Nell’antichità la cosmologia non è stata una delle principali occupazioni ebraiche, tanto che non ci è pervenuta neppure un’opera del periodo pre-gaonico dedicata esclusivamente alla descrizione del mondo. I riferimenti a questo ambito nel giudaismo antico si riferiscono sostanzialmente a due filoni, oggetto di interesse degli studiosi, quello apocalittico alla fine del periodo del Secondo Tempio, e quello del primo misticismo e della letteratura degli Hekhalot. In entrambi i filoni tuttavia l’interesse cosmologico è scarso (Leicht 2013, 245).
Nella filosofia ebraica medievale sono stati sviluppati temi metafisici sia in ambito neoplatonico che aristotelico. Nel primo gruppo possiamo ricordare l’opera di Isaac Israeli, Shelomò ibn Gabirol, Moshè ibn Ezrà e Yosef ibn Zaddiq. Nel secondo spicca la principale opera filosofica di Mosè Maimonide, il Moreh Nevukhim, la Guida dei perplessi. Non troviamo tuttavia, tranne rarissime eccezioni, delle trattazioni metafisiche sistematiche in questo periodo (Zonta 2005, 243). Anche nelle enciclopedie filosofiche del XIII-XIV secolo è presente una sezione dedicata alla metafisica, considerata parte integrante del sistema filosofico aristotelico, con l’eccezione dell’opera più “popolare” Sha’ar ha-shamayim, di Ghershom ben Shelomò di Arles (Zonta 2005, 244).

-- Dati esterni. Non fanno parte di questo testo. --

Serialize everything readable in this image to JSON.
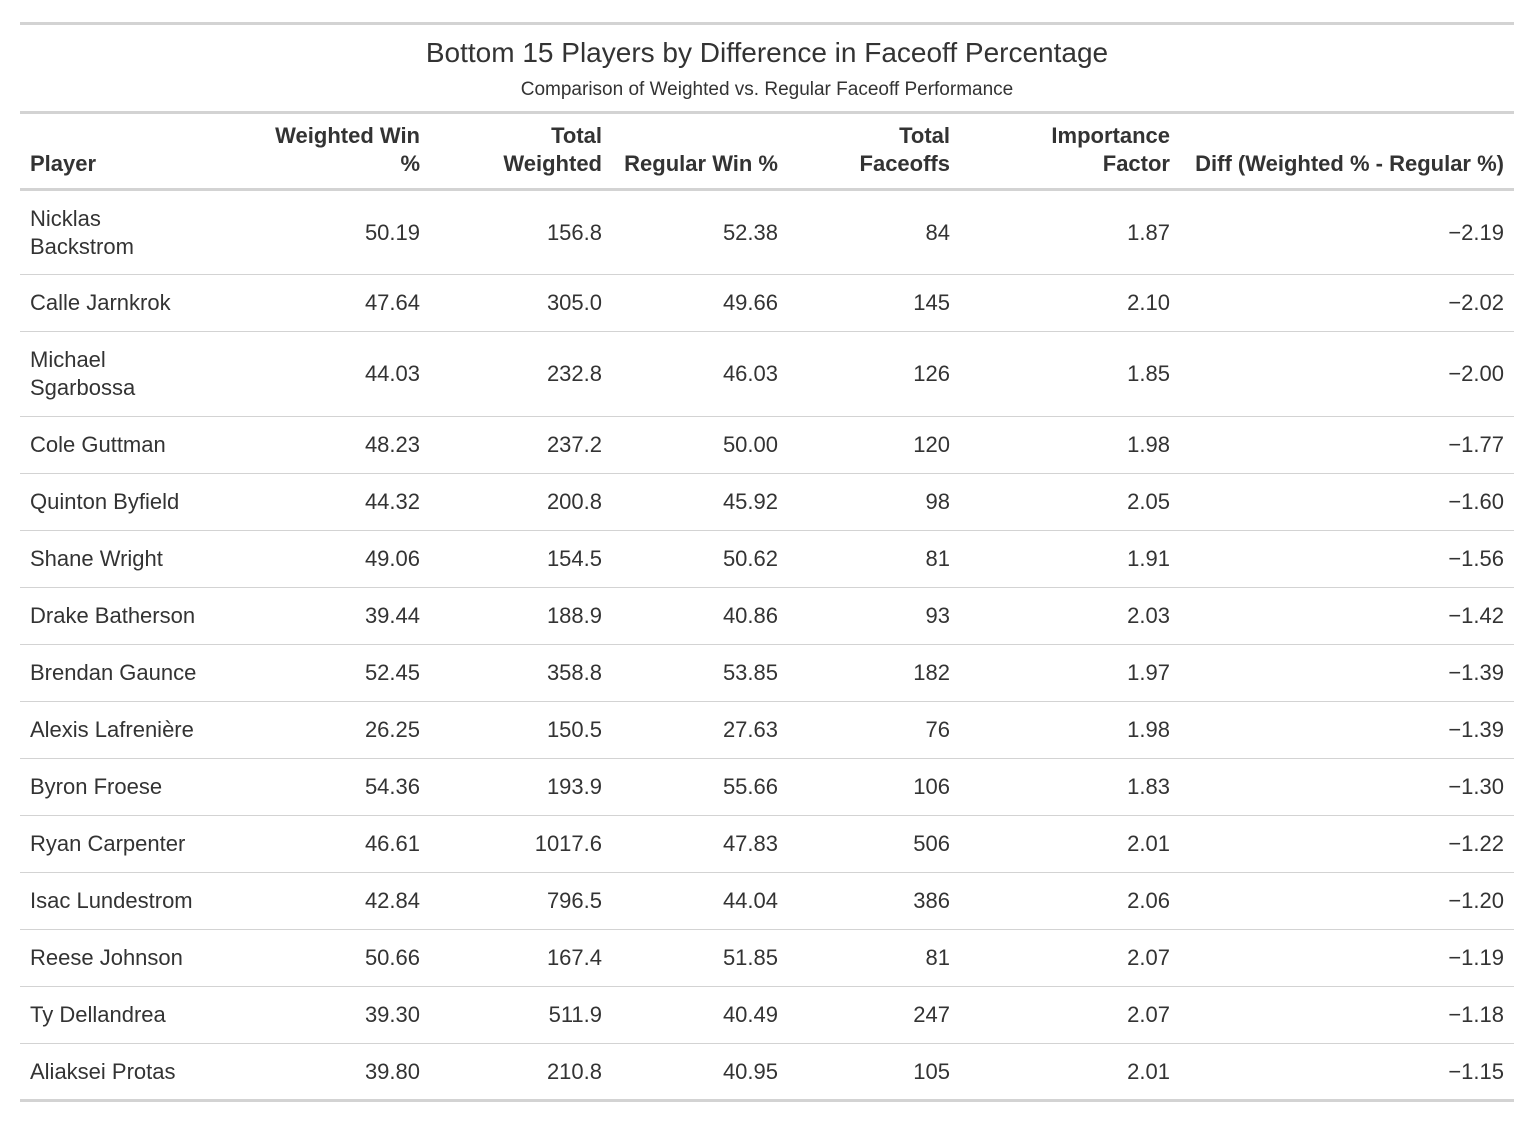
{
  "chart_data": {
    "type": "table",
    "title": "Bottom 15 Players by Difference in Faceoff Percentage",
    "subtitle": "Comparison of Weighted vs. Regular Faceoff Performance",
    "columns": [
      "Player",
      "Weighted Win %",
      "Total Weighted",
      "Regular Win %",
      "Total Faceoffs",
      "Importance Factor",
      "Diff (Weighted % - Regular %)"
    ],
    "rows": [
      [
        "Nicklas Backstrom",
        "50.19",
        "156.8",
        "52.38",
        "84",
        "1.87",
        "−2.19"
      ],
      [
        "Calle Jarnkrok",
        "47.64",
        "305.0",
        "49.66",
        "145",
        "2.10",
        "−2.02"
      ],
      [
        "Michael Sgarbossa",
        "44.03",
        "232.8",
        "46.03",
        "126",
        "1.85",
        "−2.00"
      ],
      [
        "Cole Guttman",
        "48.23",
        "237.2",
        "50.00",
        "120",
        "1.98",
        "−1.77"
      ],
      [
        "Quinton Byfield",
        "44.32",
        "200.8",
        "45.92",
        "98",
        "2.05",
        "−1.60"
      ],
      [
        "Shane Wright",
        "49.06",
        "154.5",
        "50.62",
        "81",
        "1.91",
        "−1.56"
      ],
      [
        "Drake Batherson",
        "39.44",
        "188.9",
        "40.86",
        "93",
        "2.03",
        "−1.42"
      ],
      [
        "Brendan Gaunce",
        "52.45",
        "358.8",
        "53.85",
        "182",
        "1.97",
        "−1.39"
      ],
      [
        "Alexis Lafrenière",
        "26.25",
        "150.5",
        "27.63",
        "76",
        "1.98",
        "−1.39"
      ],
      [
        "Byron Froese",
        "54.36",
        "193.9",
        "55.66",
        "106",
        "1.83",
        "−1.30"
      ],
      [
        "Ryan Carpenter",
        "46.61",
        "1017.6",
        "47.83",
        "506",
        "2.01",
        "−1.22"
      ],
      [
        "Isac Lundestrom",
        "42.84",
        "796.5",
        "44.04",
        "386",
        "2.06",
        "−1.20"
      ],
      [
        "Reese Johnson",
        "50.66",
        "167.4",
        "51.85",
        "81",
        "2.07",
        "−1.19"
      ],
      [
        "Ty Dellandrea",
        "39.30",
        "511.9",
        "40.49",
        "247",
        "2.07",
        "−1.18"
      ],
      [
        "Aliaksei Protas",
        "39.80",
        "210.8",
        "40.95",
        "105",
        "2.01",
        "−1.15"
      ]
    ]
  }
}
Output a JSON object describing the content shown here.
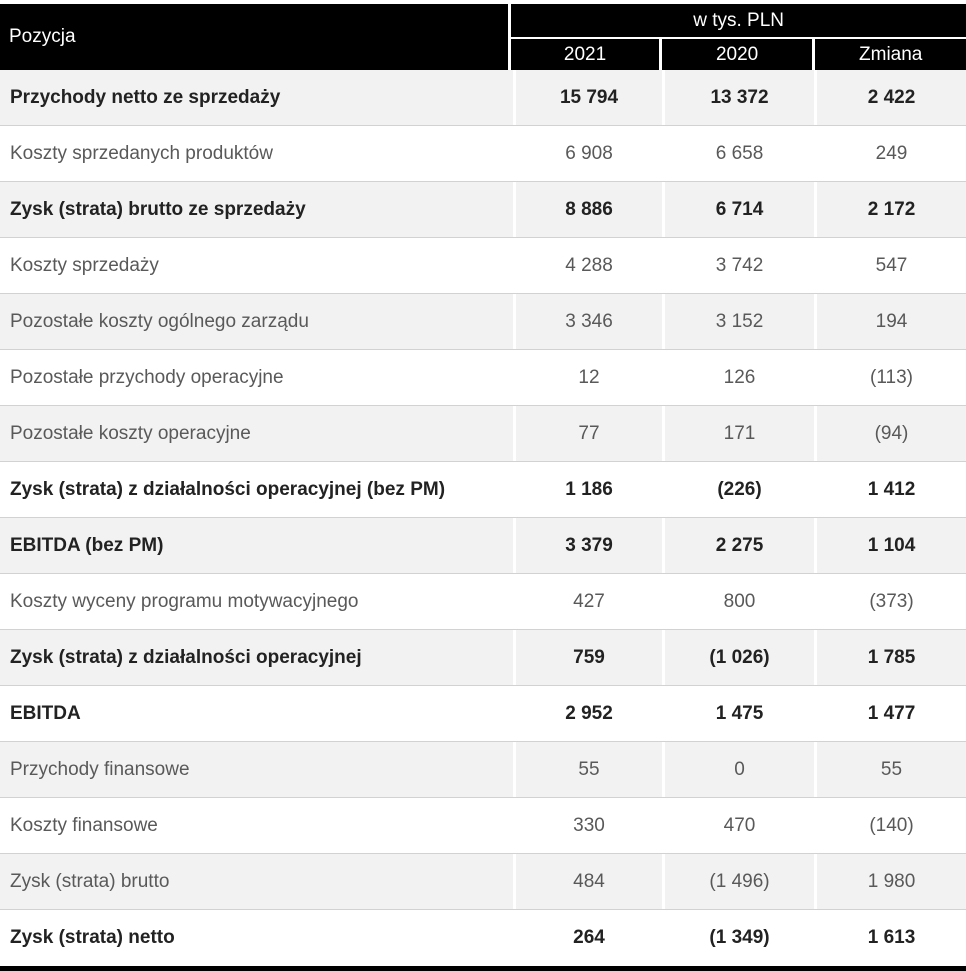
{
  "table": {
    "header": {
      "row_label": "Pozycja",
      "unit_label": "w tys. PLN",
      "columns": [
        "2021",
        "2020",
        "Zmiana"
      ]
    },
    "rows": [
      {
        "label": "Przychody netto ze sprzedaży",
        "y2021": "15 794",
        "y2020": "13 372",
        "change": "2 422",
        "bold": true
      },
      {
        "label": "Koszty sprzedanych produktów",
        "y2021": "6 908",
        "y2020": "6 658",
        "change": "249",
        "bold": false
      },
      {
        "label": "Zysk (strata) brutto ze sprzedaży",
        "y2021": "8 886",
        "y2020": "6 714",
        "change": "2 172",
        "bold": true
      },
      {
        "label": "Koszty sprzedaży",
        "y2021": "4 288",
        "y2020": "3 742",
        "change": "547",
        "bold": false
      },
      {
        "label": "Pozostałe koszty ogólnego zarządu",
        "y2021": "3 346",
        "y2020": "3 152",
        "change": "194",
        "bold": false
      },
      {
        "label": "Pozostałe przychody operacyjne",
        "y2021": "12",
        "y2020": "126",
        "change": "(113)",
        "bold": false
      },
      {
        "label": "Pozostałe koszty operacyjne",
        "y2021": "77",
        "y2020": "171",
        "change": "(94)",
        "bold": false
      },
      {
        "label": "Zysk (strata) z działalności operacyjnej (bez PM)",
        "y2021": "1 186",
        "y2020": "(226)",
        "change": "1 412",
        "bold": true
      },
      {
        "label": "EBITDA (bez PM)",
        "y2021": "3 379",
        "y2020": "2 275",
        "change": "1 104",
        "bold": true
      },
      {
        "label": "Koszty wyceny programu motywacyjnego",
        "y2021": "427",
        "y2020": "800",
        "change": "(373)",
        "bold": false
      },
      {
        "label": "Zysk (strata) z działalności operacyjnej",
        "y2021": "759",
        "y2020": "(1 026)",
        "change": "1 785",
        "bold": true
      },
      {
        "label": "EBITDA",
        "y2021": "2 952",
        "y2020": "1 475",
        "change": "1 477",
        "bold": true
      },
      {
        "label": "Przychody finansowe",
        "y2021": "55",
        "y2020": "0",
        "change": "55",
        "bold": false
      },
      {
        "label": "Koszty finansowe",
        "y2021": "330",
        "y2020": "470",
        "change": "(140)",
        "bold": false
      },
      {
        "label": "Zysk (strata) brutto",
        "y2021": "484",
        "y2020": "(1 496)",
        "change": "1 980",
        "bold": false
      },
      {
        "label": "Zysk (strata) netto",
        "y2021": "264",
        "y2020": "(1 349)",
        "change": "1 613",
        "bold": true
      }
    ]
  }
}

Pur non potendo entrare nei dettagli, cercherò di riportare alcune coordinate sulla metafisica nella riflessione dei mistici, concentrandomi solo sui primi stadi di questa storia, lunga e affascinante. Nella mistica ebraica vengono ripresi degli aspetti propri della tradizione rabbinica e di quella filosofica, che vengono utilizzati in modo originale per dar luogo a un sistema compiuto. Nella visione mistica l’universo divino è caratterizzato da un dinamismo che viene influenzato dalla sfera umana, molto distante dall’idea aristotelica del motore immobile. In questo senso la vita religiosa assume un significato notevole, date le interazioni fra divino ed umano, sia per via dell’ascensione umana nei regni celesti, sia per le emanazioni divine nei mondi inferiori (vedi Afterman 2020, 150-151).
Credo sia importante sottolineare come negli ultimi decenni, negli studi sulla mistica ebraica, sia stata pienamente rivalutata la matrice islamica, che era stata sottovalutata dal pioniere in questi studi, Gershom Scholem, il quale nelle Grandi correnti della mistica ebraica aveva studiato principalmente manoscritti provenienti dall’Italia e dalla Germania, tenendo conto del giudaismo del mondo islamico solo quando c’erano dei contatti diretti, come nel caso degli esuli dalla Spagna (Kiener 2011, 147).
La conoscenza esoterica della qabalah assume il nome di teosofia. In essa è possibile, come vedremo, distinguere due filoni principali, basati su due tipi differenti di simbolismi usati dai cabalisti, quello degli attributi divini o sfere di luce e quello basato sui Nomi divini e le lettere che li compongono (Afterman 2020, 149-150).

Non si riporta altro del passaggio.